We performed global proteomics of premature infant tracheal aspirate (TA) and plasma to determine the composition and source of lung fluid proteins and to identify potential biomarkers of respiratory outcome.
TA samples were collected from intubated infants in the TOLSURF cohort before and after nitric oxide treatment, and plasma was collected from NO CLD infants. Protein abundance was assayed by HPLC/tandem mass spectrometry and Protein Prospector software. mRNA abundance in mid-gestation fetal lung was assessed by RNA sequencing. Pulmonary morbidity was defined as a need for ventilatory support at term and during the first year.
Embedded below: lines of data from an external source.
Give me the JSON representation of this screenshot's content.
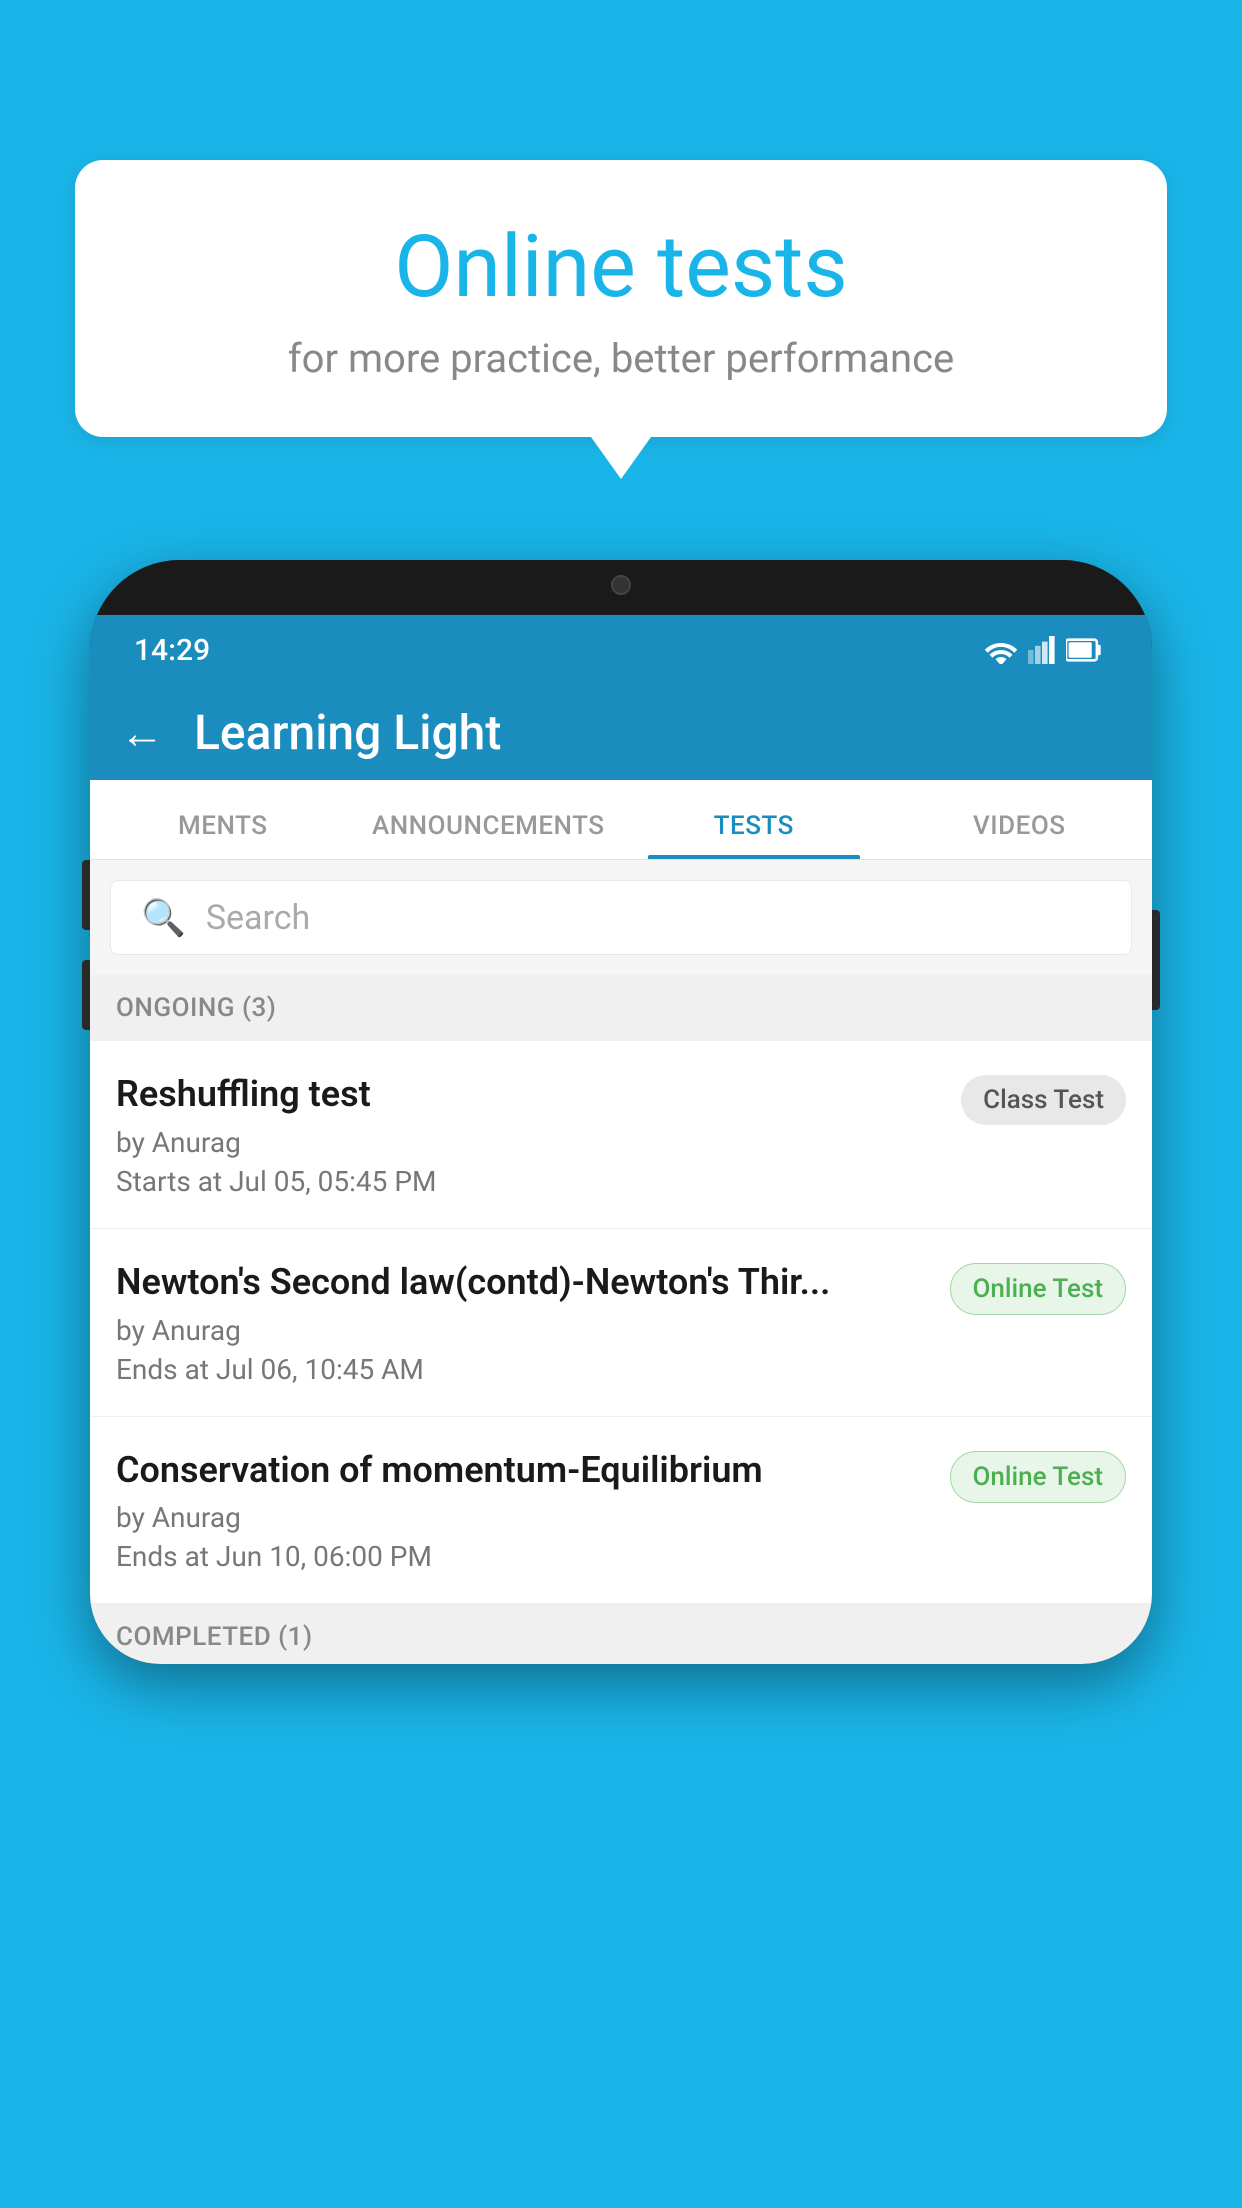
{
  "background": {
    "color": "#1ab5e8"
  },
  "speech_bubble": {
    "title": "Online tests",
    "subtitle": "for more practice, better performance"
  },
  "phone": {
    "status_bar": {
      "time": "14:29"
    },
    "app_bar": {
      "title": "Learning Light",
      "back_label": "←"
    },
    "tabs": [
      {
        "label": "MENTS",
        "active": false
      },
      {
        "label": "ANNOUNCEMENTS",
        "active": false
      },
      {
        "label": "TESTS",
        "active": true
      },
      {
        "label": "VIDEOS",
        "active": false
      }
    ],
    "search": {
      "placeholder": "Search"
    },
    "ongoing_section": {
      "title": "ONGOING (3)"
    },
    "tests": [
      {
        "name": "Reshuffling test",
        "author": "by Anurag",
        "date": "Starts at  Jul 05, 05:45 PM",
        "badge": "Class Test",
        "badge_type": "class"
      },
      {
        "name": "Newton's Second law(contd)-Newton's Thir...",
        "author": "by Anurag",
        "date": "Ends at  Jul 06, 10:45 AM",
        "badge": "Online Test",
        "badge_type": "online"
      },
      {
        "name": "Conservation of momentum-Equilibrium",
        "author": "by Anurag",
        "date": "Ends at  Jun 10, 06:00 PM",
        "badge": "Online Test",
        "badge_type": "online"
      }
    ],
    "completed_section": {
      "title": "COMPLETED (1)"
    }
  }
}
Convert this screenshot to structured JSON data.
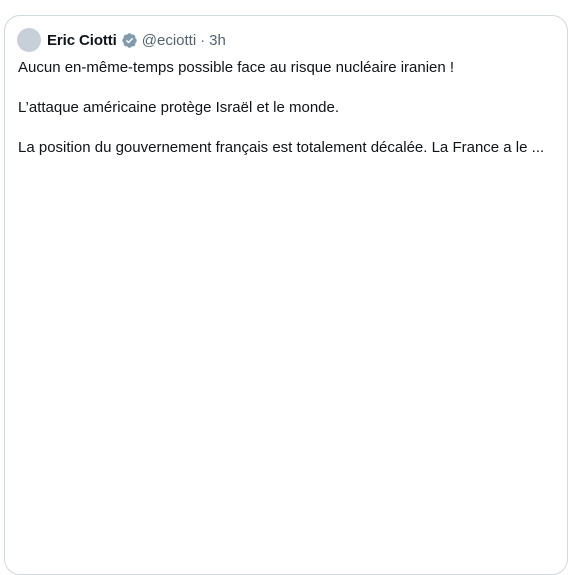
{
  "tweet": {
    "author": {
      "display_name": "Eric Ciotti",
      "handle": "@eciotti",
      "verified": true,
      "avatar_color": "#c7d0d8"
    },
    "separator": "·",
    "time": "3h",
    "lines": [
      "Aucun en-même-temps possible face au risque nucléaire iranien !",
      "L’attaque américaine protège Israël et le monde.",
      "La position du gouvernement français est totalement décalée. La France a le ..."
    ]
  },
  "colors": {
    "text": "#0f1419",
    "secondary_text": "#536471",
    "border": "#cfd9de",
    "verified_badge": "#829aab"
  },
  "icons": {
    "verified": "verified-badge-icon"
  }
}
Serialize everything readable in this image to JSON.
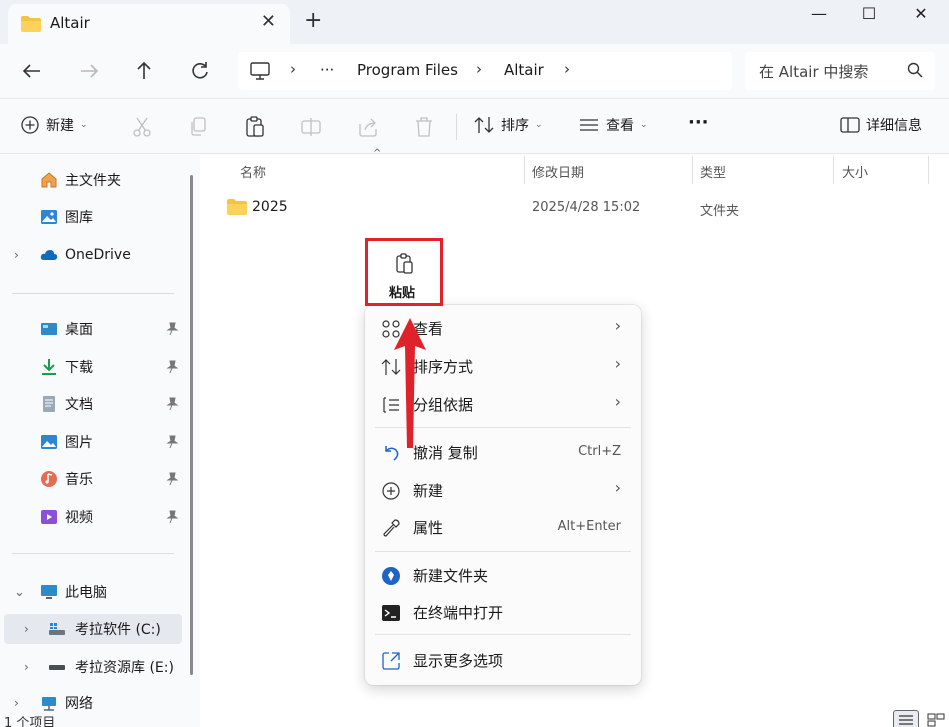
{
  "window": {
    "tab_title": "Altair",
    "new_tab": "+",
    "minimize": "—",
    "maximize": "☐",
    "close": "✕"
  },
  "address": {
    "overflow": "···",
    "crumbs": [
      "Program Files",
      "Altair"
    ],
    "search_placeholder": "在 Altair 中搜索"
  },
  "commands": {
    "new": "新建",
    "sort": "排序",
    "view": "查看",
    "more": "···",
    "details": "详细信息"
  },
  "sidebar": {
    "items": [
      {
        "label": "主文件夹",
        "icon": "home-icon"
      },
      {
        "label": "图库",
        "icon": "gallery-icon"
      },
      {
        "label": "OneDrive",
        "icon": "cloud-icon"
      },
      {
        "label": "桌面",
        "icon": "desktop-icon"
      },
      {
        "label": "下载",
        "icon": "download-icon"
      },
      {
        "label": "文档",
        "icon": "document-icon"
      },
      {
        "label": "图片",
        "icon": "pictures-icon"
      },
      {
        "label": "音乐",
        "icon": "music-icon"
      },
      {
        "label": "视频",
        "icon": "video-icon"
      },
      {
        "label": "此电脑",
        "icon": "computer-icon"
      },
      {
        "label": "考拉软件 (C:)",
        "icon": "drive-c-icon"
      },
      {
        "label": "考拉资源库 (E:)",
        "icon": "drive-e-icon"
      },
      {
        "label": "网络",
        "icon": "network-icon"
      }
    ]
  },
  "columns": {
    "name": "名称",
    "modified": "修改日期",
    "type": "类型",
    "size": "大小"
  },
  "files": [
    {
      "name": "2025",
      "modified": "2025/4/28 15:02",
      "type": "文件夹"
    }
  ],
  "context_menu": {
    "paste": "粘贴",
    "items": [
      {
        "label": "查看",
        "key": "",
        "submenu": true
      },
      {
        "label": "排序方式",
        "key": "",
        "submenu": true
      },
      {
        "label": "分组依据",
        "key": "",
        "submenu": true
      },
      {
        "label": "撤消 复制",
        "key": "Ctrl+Z",
        "submenu": false
      },
      {
        "label": "新建",
        "key": "",
        "submenu": true
      },
      {
        "label": "属性",
        "key": "Alt+Enter",
        "submenu": false
      },
      {
        "label": "新建文件夹",
        "key": "",
        "submenu": false
      },
      {
        "label": "在终端中打开",
        "key": "",
        "submenu": false
      },
      {
        "label": "显示更多选项",
        "key": "",
        "submenu": false
      }
    ]
  },
  "status": {
    "count": "1 个项目"
  },
  "colors": {
    "accent": "#0067c0",
    "folder": "#f5c242",
    "highlight_red": "#e0232b"
  }
}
Abundant TA proteins included albumin, hemoglobin, and actin-related proteins. 96 of 137 detected plasma proteins were present in TA (r = 0.69, p<0.00001). Based on lung RNAseq data, ~88% of detected TA proteins in injured infant lung are derived at least in part from lung epithelium with overrepresentation in categories of cell membrane/secretion and stress/inflammation. Comparing 37 infants at study enrollment (7-14 days) who did or did not develop persistent pulmonary morbidity, candidate biomarkers of both lung (eg., annexin A5) and plasma (eg., vitamin D-binding protein) origin were identified. Notably, levels of free hemoglobin were 2.9-fold (p = 0.03) higher in infants with pulmonary morbidity. In time course studies, hemoglobin decreased markedly in most infants after enrollment coincident with initiation of inhaled nitric oxide treatment.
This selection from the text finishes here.